Di sana, perempuan yang usianya lebih muda sudah terlelap dengan selimut yang menutupi hampir seluruh tubuh, hanya bagian kepala yang terlihat, lalu ada sedikit rambut menutupi wajah.

Wajah itu wajah yang selalu merengut setiap pagi, ketika aku hendak berangkat kerja. Hal yang sama terjadi hampir setiap hari itu benar-benar memuakkan.

***

Lagi-lagi aku merutuk, mengumpat pada dua perempuan yang sifatnya ... sudah kubilang mereka sangat menyebalkan.

Bisa jadi mereka sekongkol untuk membalas sikapku yang tak acuh selama ini. Tidakkah mereka mengerti bahwa aku lelah? Bagaimana bisa mereka seenaknya berbuat demikian?

Karena merasa sangat bosan, aku lebih memilih mengunjungi sebuah bar setiap malam. Di sana, aku akan menghabiskan beberapa gelas b1r. Ya, aku marah pada dua perempuan yang sama-sama tak berperasaan.

Temanku bilang, aku harus mengambil cuti beberapa minggu untuk menjernihkan pikiran. Katanya lagi, aku berantakan. Sayangnya, aku benci berada di rumah.

Rumah itu seperti berhantu. Banyak suara-suara, tetapi tidak ada wujudnya. Terkadang, terdengar tawa perempuan yang sering tidur di kamar yang catnya didominasi oleh warna pink.

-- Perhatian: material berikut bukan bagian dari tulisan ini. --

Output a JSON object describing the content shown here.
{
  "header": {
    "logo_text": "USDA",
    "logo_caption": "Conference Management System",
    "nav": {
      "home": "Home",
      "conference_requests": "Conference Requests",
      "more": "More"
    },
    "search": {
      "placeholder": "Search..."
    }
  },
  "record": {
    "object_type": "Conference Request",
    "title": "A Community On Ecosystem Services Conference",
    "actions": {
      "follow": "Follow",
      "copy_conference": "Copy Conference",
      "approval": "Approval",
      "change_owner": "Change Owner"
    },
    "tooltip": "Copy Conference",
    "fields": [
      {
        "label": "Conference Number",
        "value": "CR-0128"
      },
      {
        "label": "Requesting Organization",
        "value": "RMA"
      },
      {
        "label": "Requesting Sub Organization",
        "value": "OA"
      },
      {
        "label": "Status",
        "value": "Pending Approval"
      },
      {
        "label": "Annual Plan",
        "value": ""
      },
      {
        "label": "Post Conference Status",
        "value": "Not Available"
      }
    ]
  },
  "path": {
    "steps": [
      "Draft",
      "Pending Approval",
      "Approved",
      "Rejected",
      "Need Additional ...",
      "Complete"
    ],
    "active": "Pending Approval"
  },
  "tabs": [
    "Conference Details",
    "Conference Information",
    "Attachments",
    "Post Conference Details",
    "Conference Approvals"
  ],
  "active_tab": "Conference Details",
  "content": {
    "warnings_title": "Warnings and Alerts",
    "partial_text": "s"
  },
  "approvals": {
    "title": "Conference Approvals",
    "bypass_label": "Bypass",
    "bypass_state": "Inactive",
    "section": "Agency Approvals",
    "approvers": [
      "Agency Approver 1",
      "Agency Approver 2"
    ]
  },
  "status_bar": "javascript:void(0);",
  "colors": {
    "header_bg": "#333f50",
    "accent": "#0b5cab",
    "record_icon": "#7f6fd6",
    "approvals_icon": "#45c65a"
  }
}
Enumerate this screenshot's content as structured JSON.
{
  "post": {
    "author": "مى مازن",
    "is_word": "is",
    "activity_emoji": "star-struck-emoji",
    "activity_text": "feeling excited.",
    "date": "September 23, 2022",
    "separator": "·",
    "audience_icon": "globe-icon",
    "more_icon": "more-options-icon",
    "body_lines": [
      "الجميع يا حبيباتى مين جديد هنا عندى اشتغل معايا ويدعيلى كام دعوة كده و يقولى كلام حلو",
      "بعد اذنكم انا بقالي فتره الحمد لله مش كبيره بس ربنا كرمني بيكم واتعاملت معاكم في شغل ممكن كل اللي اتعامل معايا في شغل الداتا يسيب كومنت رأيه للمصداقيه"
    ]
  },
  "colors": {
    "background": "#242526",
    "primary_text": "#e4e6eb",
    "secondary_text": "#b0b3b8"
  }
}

Itu kamar putriku. Di sana, dia biasa terlelap setiap malam.

Pernah aku melihat sekilas perempuan berdiri, menyambutku dengan kata-kata ketus. Namun, ruangan itu sesungguhnya kosong. Bahkan, kamar yang dulu kami tiduri pun kini lembap sekali.

Sudah kubilang, dua perempuan itu sama-sama menyebalkan. Mereka tega meninggalkanku setelah berhasil memeras uangku. Ya, aku ingat sekali rengekan perempuan yang memintaku untuk berlibur bersama mereka.

"Ikutlah. Sudah lama kita tidak pergi bertiga," ucapnya waktu itu.

"Pergilah berdua. Aku tidak ada waktu untuk pergi ke tempat seperti itu."

Aku menyerahkan ATM. Berharap, perempuan itu bungkam. Namun, perempuan satunya lagi memaksa.

"Ayolah, Pa. Imel kangen berlibur bertiga."

"Papa sibuk."

"Ah! Papa kapan, sih, nggak sibuk?"

Lihat? Bukankah aku sibuk karena demi mereka?

Ternyata, mereka membohongiku. Bukan berlibur yang mereka lakukan karena setelah itu, mereka tak pernah mau berbicara padaku.

Mereka benar-benar tak mau mengucapkan apa pun setelah bus yang mereka tumpangi masuk jurang.

Aku ingat sekali saat itu. Mereka diam dan tubuh mereka banyak sekali bekas luka. Bahkan, setelah itu kami tidak pernah lagi bisa bertemu.

Mereka tidur di dalam tanah, tanpaku. Kalau tahu mereka akan pergi lama, aku tidak akan menolak ajakannya saat itu.